A Reprieve For Opponents Of Tongass Logging Agenda

Federal law doesn’t mandate minimum amounts of logging in Alaska’s Tongass rainforest, judge says — read more from @alaska.bsky.social at @alaskabeacon.com alaskabeacon.com/2026/03/17/f…

Alaska Beacon (@alaskabeacon.com) 2026-03-17T16:34:17.973Z

While the Trump administration is adamant it will follow through with its lifting of previous protections for Tongass National Forest and then open up logging business for the timber industry, but a federal judge offered a glimmer of hope, with the caveat that the feds will keep moving the goal posts to allow the federal land to be logged in. Here’s the Alaska Beacon with more:

In an order published Friday, Judge Sharon Gleason dismissed the lawsuit filed by Viking Lumber, Alcan Timber and the Alaska Forest Association. 
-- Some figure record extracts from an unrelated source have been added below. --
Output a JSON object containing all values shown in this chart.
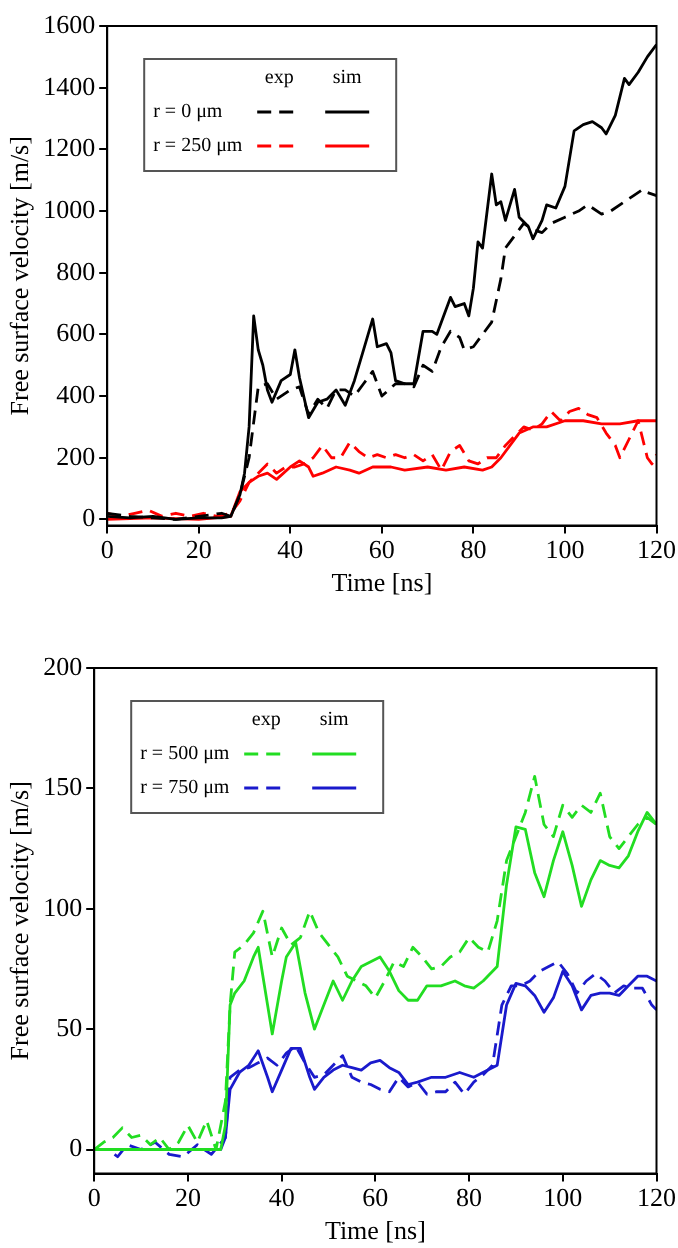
{
  "chart_data": [
    {
      "type": "line",
      "xlabel": "Time [ns]",
      "ylabel": "Free surface velocity [m/s]",
      "xlim": [
        0,
        120
      ],
      "xticks": [
        0,
        20,
        40,
        60,
        80,
        100,
        120
      ],
      "ylim": [
        -20,
        1600
      ],
      "yticks": [
        0,
        200,
        400,
        600,
        800,
        1000,
        1200,
        1400,
        1600
      ],
      "grid": false,
      "legend": "top left",
      "marker": "none",
      "annotations": [
        "exp",
        "sim"
      ],
      "series": [
        {
          "name": "r = 0 μm",
          "color": "#000000",
          "line_style": "dashed",
          "x": [
            0,
            5,
            10,
            15,
            20,
            25,
            27,
            29,
            31,
            33,
            35,
            37,
            40,
            42,
            44,
            46,
            48,
            50,
            52,
            54,
            56,
            58,
            60,
            63,
            65,
            67,
            69,
            71,
            73,
            75,
            77,
            78,
            80,
            82,
            84,
            86,
            87,
            89,
            91,
            93,
            95,
            97,
            100,
            103,
            105,
            108,
            110,
            113,
            115,
            117,
            118,
            120
          ],
          "values": [
            20,
            10,
            5,
            0,
            10,
            20,
            10,
            80,
            200,
            430,
            440,
            390,
            420,
            430,
            340,
            390,
            360,
            420,
            420,
            400,
            440,
            480,
            400,
            440,
            440,
            430,
            500,
            480,
            560,
            610,
            590,
            550,
            560,
            600,
            640,
            780,
            880,
            920,
            960,
            940,
            930,
            960,
            980,
            1000,
            1020,
            990,
            1000,
            1030,
            1050,
            1070,
            1060,
            1050
          ]
        },
        {
          "color": "#000000",
          "line_style": "solid",
          "x": [
            0,
            5,
            10,
            15,
            20,
            25,
            27,
            29,
            30,
            31,
            32,
            33,
            34,
            35,
            36,
            38,
            40,
            41,
            42,
            44,
            46,
            48,
            50,
            52,
            54,
            56,
            58,
            59,
            61,
            62,
            63,
            65,
            67,
            69,
            71,
            72,
            74,
            75,
            76,
            78,
            79,
            80,
            81,
            82,
            83,
            84,
            85,
            86,
            87,
            89,
            90,
            92,
            93,
            95,
            96,
            98,
            100,
            102,
            104,
            106,
            108,
            109,
            111,
            113,
            114,
            116,
            118,
            120
          ],
          "values": [
            10,
            5,
            10,
            0,
            5,
            5,
            10,
            80,
            150,
            300,
            660,
            550,
            500,
            420,
            380,
            450,
            470,
            550,
            460,
            330,
            380,
            390,
            420,
            370,
            450,
            550,
            650,
            560,
            570,
            540,
            450,
            440,
            440,
            610,
            610,
            600,
            680,
            720,
            690,
            700,
            660,
            750,
            900,
            880,
            1000,
            1120,
            1020,
            1030,
            970,
            1070,
            980,
            950,
            910,
            970,
            1020,
            1010,
            1080,
            1260,
            1280,
            1290,
            1270,
            1250,
            1310,
            1430,
            1410,
            1450,
            1500,
            1540
          ]
        },
        {
          "name": "r = 250 μm",
          "color": "#ff0000",
          "line_style": "dashed",
          "x": [
            0,
            3,
            6,
            9,
            12,
            15,
            18,
            21,
            24,
            27,
            29,
            31,
            33,
            35,
            37,
            39,
            41,
            43,
            45,
            47,
            49,
            51,
            53,
            55,
            57,
            59,
            61,
            63,
            65,
            67,
            69,
            71,
            73,
            75,
            77,
            79,
            81,
            83,
            85,
            87,
            89,
            91,
            93,
            95,
            97,
            99,
            101,
            103,
            105,
            107,
            109,
            111,
            112,
            114,
            116,
            118,
            119,
            120
          ],
          "values": [
            20,
            10,
            20,
            30,
            10,
            20,
            10,
            20,
            10,
            20,
            60,
            120,
            150,
            180,
            150,
            170,
            170,
            180,
            200,
            240,
            200,
            200,
            250,
            220,
            200,
            210,
            200,
            210,
            200,
            210,
            190,
            210,
            160,
            220,
            240,
            190,
            180,
            200,
            200,
            240,
            270,
            300,
            290,
            310,
            350,
            320,
            350,
            360,
            340,
            330,
            280,
            240,
            200,
            260,
            320,
            200,
            180,
            210
          ]
        },
        {
          "color": "#ff0000",
          "line_style": "solid",
          "x": [
            0,
            10,
            20,
            27,
            29,
            31,
            33,
            35,
            37,
            40,
            42,
            44,
            45,
            47,
            50,
            53,
            55,
            58,
            62,
            65,
            70,
            74,
            78,
            82,
            84,
            86,
            88,
            90,
            93,
            96,
            100,
            104,
            108,
            112,
            116,
            120
          ],
          "values": [
            0,
            5,
            0,
            10,
            90,
            120,
            140,
            150,
            130,
            170,
            190,
            170,
            140,
            150,
            170,
            160,
            150,
            170,
            170,
            160,
            170,
            160,
            170,
            160,
            170,
            200,
            240,
            280,
            300,
            300,
            320,
            320,
            310,
            310,
            320,
            320
          ]
        }
      ]
    },
    {
      "type": "line",
      "xlabel": "Time [ns]",
      "ylabel": "Free surface velocity [m/s]",
      "xlim": [
        0,
        120
      ],
      "xticks": [
        0,
        20,
        40,
        60,
        80,
        100,
        120
      ],
      "ylim": [
        -10,
        200
      ],
      "yticks": [
        0,
        50,
        100,
        150,
        200
      ],
      "grid": false,
      "legend": "top left",
      "marker": "none",
      "annotations": [
        "exp",
        "sim"
      ],
      "series": [
        {
          "name": "r = 500 μm",
          "color": "#22dd22",
          "line_style": "dashed",
          "x": [
            0,
            2,
            4,
            6,
            8,
            10,
            12,
            14,
            16,
            18,
            20,
            22,
            24,
            26,
            28,
            29,
            30,
            32,
            34,
            36,
            38,
            40,
            42,
            44,
            46,
            48,
            50,
            52,
            54,
            56,
            58,
            60,
            62,
            64,
            66,
            68,
            70,
            72,
            74,
            76,
            78,
            80,
            82,
            84,
            86,
            88,
            90,
            92,
            94,
            96,
            98,
            100,
            102,
            104,
            106,
            108,
            110,
            112,
            114,
            116,
            118,
            120
          ],
          "values": [
            0,
            3,
            5,
            9,
            5,
            6,
            2,
            5,
            0,
            3,
            10,
            3,
            12,
            0,
            20,
            60,
            82,
            85,
            90,
            99,
            80,
            92,
            85,
            88,
            99,
            90,
            85,
            80,
            72,
            70,
            68,
            63,
            70,
            78,
            76,
            84,
            80,
            75,
            76,
            80,
            82,
            88,
            84,
            82,
            95,
            120,
            130,
            140,
            155,
            135,
            130,
            143,
            138,
            143,
            140,
            148,
            130,
            125,
            130,
            135,
            138,
            135
          ]
        },
        {
          "color": "#22dd22",
          "line_style": "solid",
          "x": [
            0,
            10,
            20,
            27,
            28,
            29,
            30,
            32,
            34,
            35,
            37,
            38,
            40,
            41,
            43,
            45,
            47,
            49,
            51,
            53,
            55,
            57,
            59,
            61,
            63,
            65,
            67,
            69,
            71,
            74,
            77,
            79,
            81,
            83,
            86,
            88,
            90,
            92,
            94,
            96,
            98,
            100,
            102,
            104,
            106,
            108,
            110,
            112,
            114,
            116,
            118,
            120
          ],
          "values": [
            0,
            0,
            0,
            0,
            10,
            60,
            65,
            70,
            80,
            84,
            60,
            48,
            70,
            80,
            86,
            65,
            50,
            60,
            70,
            62,
            70,
            76,
            78,
            80,
            74,
            66,
            62,
            62,
            68,
            68,
            70,
            68,
            67,
            70,
            76,
            110,
            134,
            133,
            115,
            105,
            120,
            132,
            118,
            101,
            112,
            120,
            118,
            117,
            122,
            132,
            140,
            135
          ]
        },
        {
          "name": "r = 750 μm",
          "color": "#1a1acc",
          "line_style": "dashed",
          "x": [
            0,
            3,
            5,
            7,
            10,
            13,
            16,
            19,
            22,
            25,
            28,
            29,
            31,
            33,
            35,
            37,
            39,
            41,
            43,
            45,
            47,
            49,
            51,
            53,
            55,
            57,
            59,
            61,
            63,
            65,
            67,
            69,
            71,
            73,
            75,
            77,
            79,
            81,
            83,
            85,
            87,
            89,
            91,
            93,
            95,
            97,
            99,
            101,
            103,
            105,
            107,
            109,
            111,
            113,
            115,
            117,
            119,
            120
          ],
          "values": [
            0,
            0,
            -3,
            2,
            0,
            3,
            -2,
            -3,
            2,
            -2,
            5,
            30,
            33,
            34,
            36,
            38,
            35,
            40,
            43,
            36,
            30,
            31,
            35,
            39,
            30,
            28,
            27,
            25,
            24,
            30,
            26,
            28,
            23,
            24,
            24,
            28,
            23,
            28,
            31,
            35,
            60,
            68,
            68,
            70,
            74,
            76,
            78,
            73,
            65,
            70,
            73,
            70,
            65,
            68,
            67,
            67,
            60,
            58
          ]
        },
        {
          "color": "#1a1acc",
          "line_style": "solid",
          "x": [
            0,
            10,
            20,
            27,
            28,
            29,
            31,
            33,
            35,
            37,
            38,
            40,
            42,
            44,
            46,
            47,
            49,
            51,
            53,
            55,
            57,
            59,
            61,
            63,
            65,
            67,
            69,
            72,
            75,
            78,
            81,
            84,
            86,
            88,
            90,
            92,
            94,
            96,
            98,
            100,
            102,
            104,
            106,
            108,
            110,
            112,
            114,
            116,
            118,
            120
          ],
          "values": [
            0,
            0,
            0,
            0,
            5,
            25,
            32,
            35,
            41,
            30,
            24,
            33,
            42,
            42,
            30,
            25,
            30,
            33,
            35,
            34,
            33,
            36,
            37,
            34,
            32,
            27,
            28,
            30,
            30,
            32,
            30,
            33,
            35,
            60,
            69,
            68,
            64,
            57,
            63,
            74,
            68,
            58,
            64,
            65,
            65,
            64,
            68,
            72,
            72,
            70
          ]
        }
      ]
    }
  ]
}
The three groups sued the U.S. Department of Agriculture — the parent organization of the U.S. Forest Service — last year, alleging in part that the federal Tongass Timber Reform Act of 1990 required the Forest Service to offer enough timber sales to meet market demand.

Gleason ruled otherwise, finding that TTRA does not impose “a mandatory duty” on the Forest Service to ensure that market demand is met by Tongass timber sales.

“Whether the harvest levels are designed to actually meet market demand is a discretionary agency action, not a mandatory requirement imposed by the TTRA on the Forest Service,” she wrote.